Both tactics point to a certain irony – or difficulty – in what Hussain is doing, making work on how cameras have infringed people’s rights, while using the medium of photography. But while he agrees that this is particularly relevant here, he says it’s always a concern. Photography is wrapped up with a whole language and world view of colonialism, he points out, in which certain races are considered lesser humans. Because of this, he avoids expressions such as ‘shooting’ or ‘taking’ a picture, and describes those he works with as ‘sitters’ rather than ‘subjects’.

‘I speak with everyone I work with one-to-one, and try to express my own vulnerabilities and our shared experiences,’ he says. ‘I do interviews, I use consent forms, I give people photographs or books afterwards. I never want to make something hard, I want to make something they would be happy to have on their wall. I want to make work that contains beauty and lightness.’

© Mahtab Hussain, Faizal Islam Masjid, Birmingham From the series What Did You Want To See?

Reclaiming language

It’s a challenge to try to make work that has nuance and goes beyond the stereotypes, but he feels compelled to attempt it. The Muslim community in the West has felt downtrodden, invisible, or even demonised, he points out; when he opened his recent exhibition on Muslims in Syracuse, USA, visitors cried because they finally felt sympathetically seen (part of a wider, ongoing project on Muslims in the US, it was on show from February – March 2024 at ArtRage Norton Putter Gallery).
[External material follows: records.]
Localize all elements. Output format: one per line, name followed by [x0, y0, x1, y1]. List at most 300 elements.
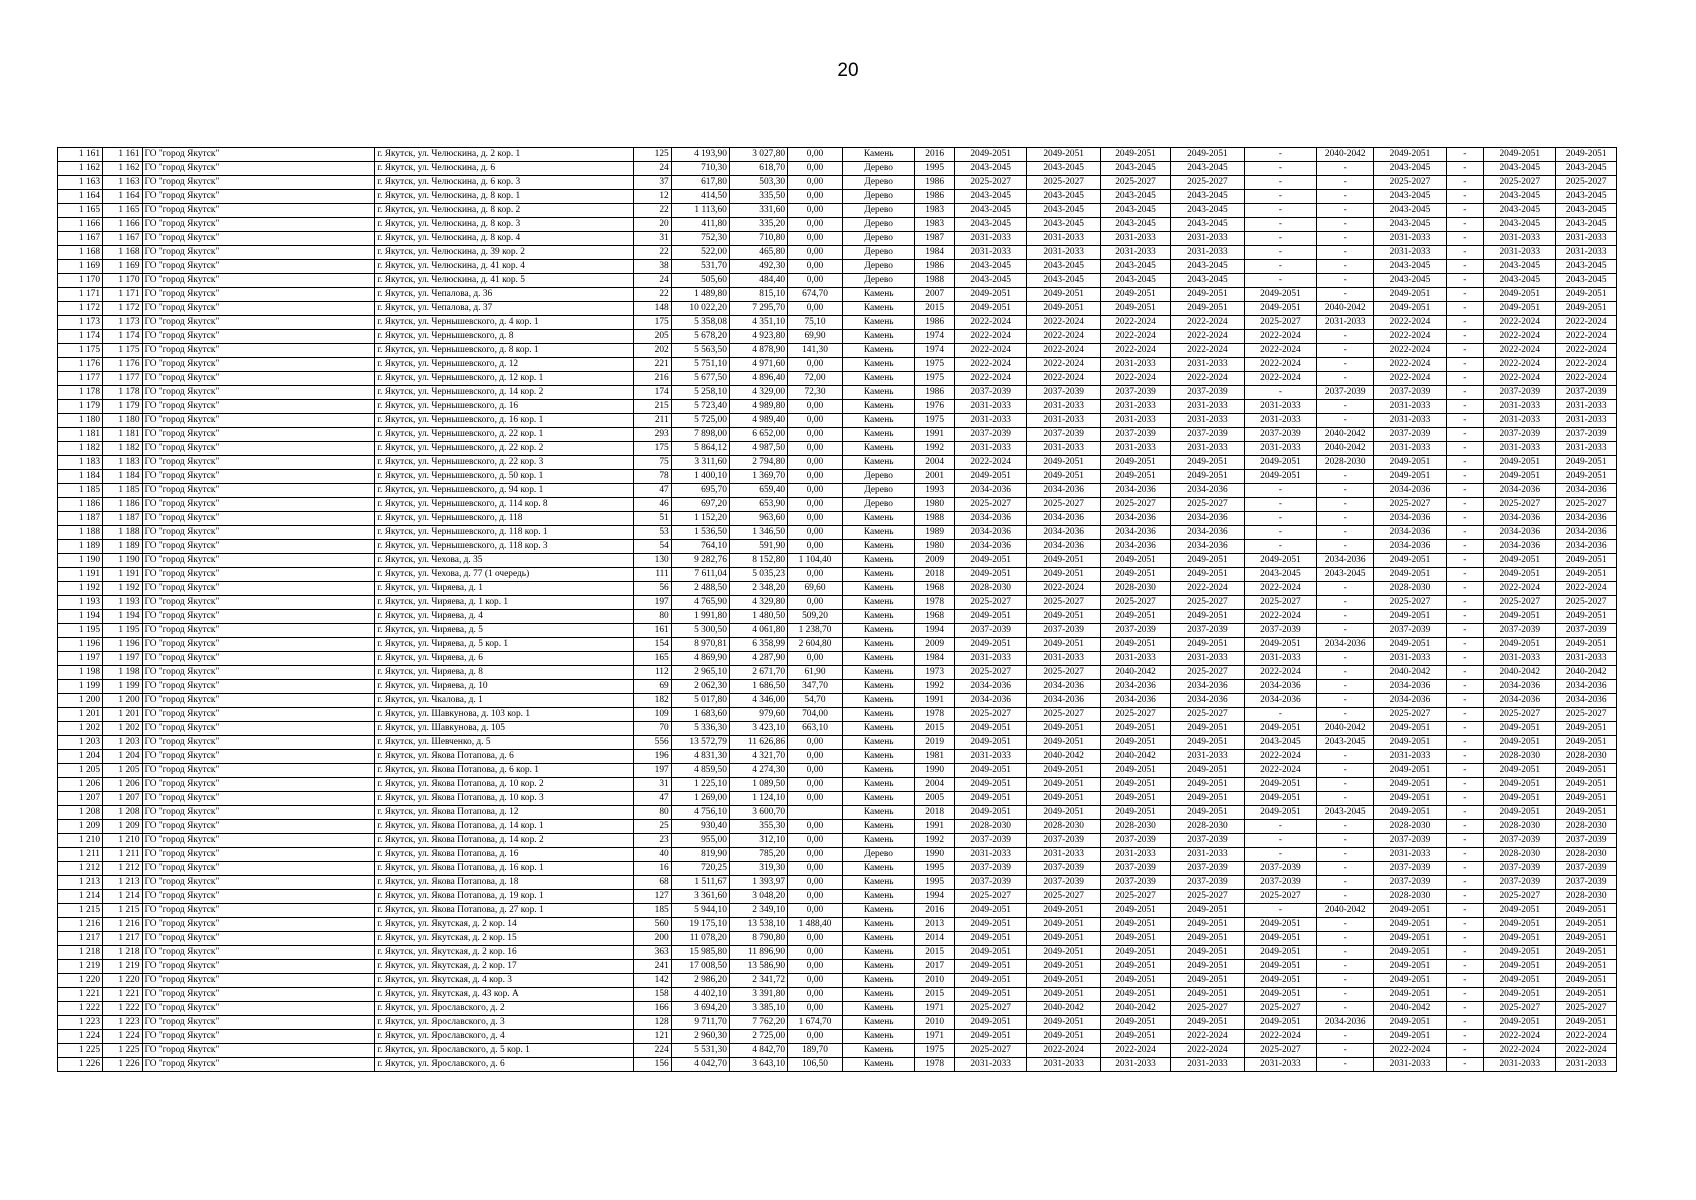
- cell-period-6: -: [1317, 624, 1374, 638]
- cell-period-5: -: [1244, 540, 1316, 554]
- cell-row-number: 1 189: [58, 540, 103, 554]
- cell-period-1: 2025-2027: [954, 596, 1026, 610]
- cell-period-2: 2049-2051: [1027, 148, 1101, 162]
- cell-period-10: 2049-2051: [1556, 946, 1617, 960]
- cell-nonresidential-area: 0,00: [788, 652, 843, 666]
- cell-period-6: -: [1317, 946, 1374, 960]
- cell-row-number: 1 204: [58, 750, 103, 764]
- cell-apartments: 154: [634, 638, 671, 652]
- cell-row-number: 1 221: [58, 988, 103, 1002]
- cell-municipality: ГО "город Якутск": [142, 750, 375, 764]
- cell-period-5: 2049-2051: [1244, 918, 1316, 932]
- cell-period-8: -: [1446, 218, 1483, 232]
- cell-period-1: 2031-2033: [954, 400, 1026, 414]
- cell-apartments: 24: [634, 162, 671, 176]
- cell-record-number: 1 182: [103, 442, 143, 456]
- cell-period-7: 2031-2033: [1374, 750, 1446, 764]
- cell-period-10: 2031-2033: [1556, 246, 1617, 260]
- cell-period-8: -: [1446, 540, 1483, 554]
- cell-year-built: 1975: [915, 358, 955, 372]
- cell-row-number: 1 169: [58, 260, 103, 274]
- cell-period-6: -: [1317, 204, 1374, 218]
- cell-period-9: 2034-2036: [1484, 540, 1556, 554]
- cell-period-3: 2049-2051: [1100, 554, 1170, 568]
- cell-period-8: -: [1446, 386, 1483, 400]
- cell-address: г. Якутск, ул. Якова Потапова, д. 10 кор. 3: [375, 792, 634, 806]
- cell-record-number: 1 184: [103, 470, 143, 484]
- cell-year-built: 1991: [915, 694, 955, 708]
- cell-record-number: 1 201: [103, 708, 143, 722]
- cell-living-area: 3 423,10: [729, 722, 787, 736]
- cell-period-3: 2037-2039: [1100, 624, 1170, 638]
- cell-wall-material: Камень: [842, 316, 914, 330]
- cell-period-8: -: [1446, 610, 1483, 624]
- cell-period-6: -: [1317, 498, 1374, 512]
- cell-record-number: 1 191: [103, 568, 143, 582]
- cell-period-8: -: [1446, 400, 1483, 414]
- cell-year-built: 1987: [915, 232, 955, 246]
- cell-row-number: 1 201: [58, 708, 103, 722]
- cell-wall-material: Камень: [842, 148, 914, 162]
- cell-period-3: 2037-2039: [1100, 834, 1170, 848]
- cell-period-4: 2043-2045: [1171, 190, 1245, 204]
- cell-period-3: 2025-2027: [1100, 176, 1170, 190]
- cell-period-7: 2049-2051: [1374, 456, 1446, 470]
- cell-apartments: 53: [634, 526, 671, 540]
- cell-period-10: 2049-2051: [1556, 470, 1617, 484]
- cell-living-area: 335,20: [729, 218, 787, 232]
- cell-row-number: 1 200: [58, 694, 103, 708]
- cell-row-number: 1 225: [58, 1044, 103, 1058]
- cell-period-9: 2049-2051: [1484, 946, 1556, 960]
- cell-period-4: 2037-2039: [1171, 876, 1245, 890]
- cell-period-7: 2049-2051: [1374, 638, 1446, 652]
- cell-living-area: 1 393,97: [729, 876, 787, 890]
- table-row: [58, 624, 1617, 638]
- cell-total-area: 5 725,00: [671, 414, 729, 428]
- cell-nonresidential-area: 663,10: [788, 722, 843, 736]
- cell-period-3: 2028-2030: [1100, 582, 1170, 596]
- cell-year-built: 1991: [915, 820, 955, 834]
- cell-period-5: -: [1244, 176, 1316, 190]
- cell-nonresidential-area: 72,30: [788, 386, 843, 400]
- cell-period-10: 2043-2045: [1556, 218, 1617, 232]
- cell-period-4: 2022-2024: [1171, 344, 1245, 358]
- cell-period-3: 2034-2036: [1100, 484, 1170, 498]
- cell-living-area: 4 989,80: [729, 400, 787, 414]
- cell-record-number: 1 196: [103, 638, 143, 652]
- cell-municipality: ГО "город Якутск": [142, 764, 375, 778]
- cell-period-6: -: [1317, 694, 1374, 708]
- table-row: [58, 1044, 1617, 1058]
- cell-period-1: 2049-2051: [954, 568, 1026, 582]
- cell-address: г. Якутск, ул. Якова Потапова, д. 6: [375, 750, 634, 764]
- cell-period-8: -: [1446, 568, 1483, 582]
- cell-period-6: -: [1317, 512, 1374, 526]
- cell-period-10: 2022-2024: [1556, 582, 1617, 596]
- cell-year-built: 1971: [915, 1030, 955, 1044]
- cell-row-number: 1 224: [58, 1030, 103, 1044]
- cell-period-3: 2031-2033: [1100, 414, 1170, 428]
- cell-wall-material: Камень: [842, 624, 914, 638]
- cell-period-10: 2049-2051: [1556, 1016, 1617, 1030]
- cell-period-6: 2031-2033: [1317, 316, 1374, 330]
- cell-living-area: 6 358,99: [729, 638, 787, 652]
- cell-total-area: 617,80: [671, 176, 729, 190]
- table-row: [58, 582, 1617, 596]
- cell-period-10: 2022-2024: [1556, 316, 1617, 330]
- table-row: [58, 218, 1617, 232]
- cell-period-9: 2037-2039: [1484, 386, 1556, 400]
- cell-municipality: ГО "город Якутск": [142, 988, 375, 1002]
- cell-apartments: 175: [634, 316, 671, 330]
- cell-period-3: 2049-2051: [1100, 778, 1170, 792]
- cell-period-4: 2022-2024: [1171, 1030, 1245, 1044]
- cell-nonresidential-area: 674,70: [788, 288, 843, 302]
- cell-total-area: 5 677,50: [671, 372, 729, 386]
- cell-living-area: 979,60: [729, 708, 787, 722]
- cell-living-area: 1 369,70: [729, 470, 787, 484]
- cell-year-built: 1992: [915, 680, 955, 694]
- cell-period-3: 2049-2051: [1100, 638, 1170, 652]
- cell-period-5: 2022-2024: [1244, 610, 1316, 624]
- cell-period-6: -: [1317, 834, 1374, 848]
- cell-period-10: 2031-2033: [1556, 442, 1617, 456]
- cell-period-5: -: [1244, 834, 1316, 848]
- cell-period-7: 2043-2045: [1374, 190, 1446, 204]
- cell-address: г. Якутск, ул. Чехова, д. 77 (1 очередь): [375, 568, 634, 582]
- cell-record-number: 1 194: [103, 610, 143, 624]
- cell-record-number: 1 204: [103, 750, 143, 764]
- cell-wall-material: Камень: [842, 540, 914, 554]
- table-row: [58, 960, 1617, 974]
- table-row: [58, 834, 1617, 848]
- cell-municipality: ГО "город Якутск": [142, 274, 375, 288]
- cell-period-4: 2034-2036: [1171, 512, 1245, 526]
- cell-apartments: 142: [634, 974, 671, 988]
- cell-period-4: 2049-2051: [1171, 904, 1245, 918]
- cell-period-8: -: [1446, 1044, 1483, 1058]
- cell-period-1: 2031-2033: [954, 750, 1026, 764]
- cell-period-2: 2037-2039: [1027, 862, 1101, 876]
- cell-period-1: 2022-2024: [954, 344, 1026, 358]
- table-row: [58, 470, 1617, 484]
- cell-total-area: 4 859,50: [671, 764, 729, 778]
- cell-address: г. Якутск, ул. Чернышевского, д. 14 кор. 2: [375, 386, 634, 400]
- cell-municipality: ГО "город Якутск": [142, 316, 375, 330]
- cell-period-5: -: [1244, 820, 1316, 834]
- cell-period-6: -: [1317, 792, 1374, 806]
- cell-year-built: 2010: [915, 1016, 955, 1030]
- cell-row-number: 1 171: [58, 288, 103, 302]
- cell-nonresidential-area: 0,00: [788, 890, 843, 904]
- cell-nonresidential-area: 0,00: [788, 526, 843, 540]
- cell-total-area: 5 751,10: [671, 358, 729, 372]
- cell-record-number: 1 216: [103, 918, 143, 932]
- cell-total-area: 2 965,10: [671, 666, 729, 680]
- cell-period-2: 2049-2051: [1027, 764, 1101, 778]
- cell-address: г. Якутск, ул. Якова Потапова, д. 18: [375, 876, 634, 890]
- cell-apartments: 166: [634, 1002, 671, 1016]
- cell-apartments: 20: [634, 218, 671, 232]
- cell-nonresidential-area: 0,00: [788, 736, 843, 750]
‘Sometimes I wonder what kind of work I would make if I wasn’t part of this community,’ he says. ‘But still I feel I have to try. Racism has directly affected four generations of my family now, even my little girl at ten years old. If I don’t make work engaging with our experience, what am I doing? Photography is a very powerful medium, and the most popular, so I feel I am fighting fire with fire. I want to use that language, to say “Let’s take ownership of our own image”.

‘And I can see it is having an effect,’ he continues. ‘I have been commissioned to make a work about the 2.5 million soldiers from India (Hindu, Muslim, and Sikh) who fought in World War Two, which will be seen by two million people on TV and on the Royal Festival Hall [a major cultural centre in London]. I am also creating a bronze miniature which we hope might be made into a permanent sculpture. How beautiful to be able to do that.’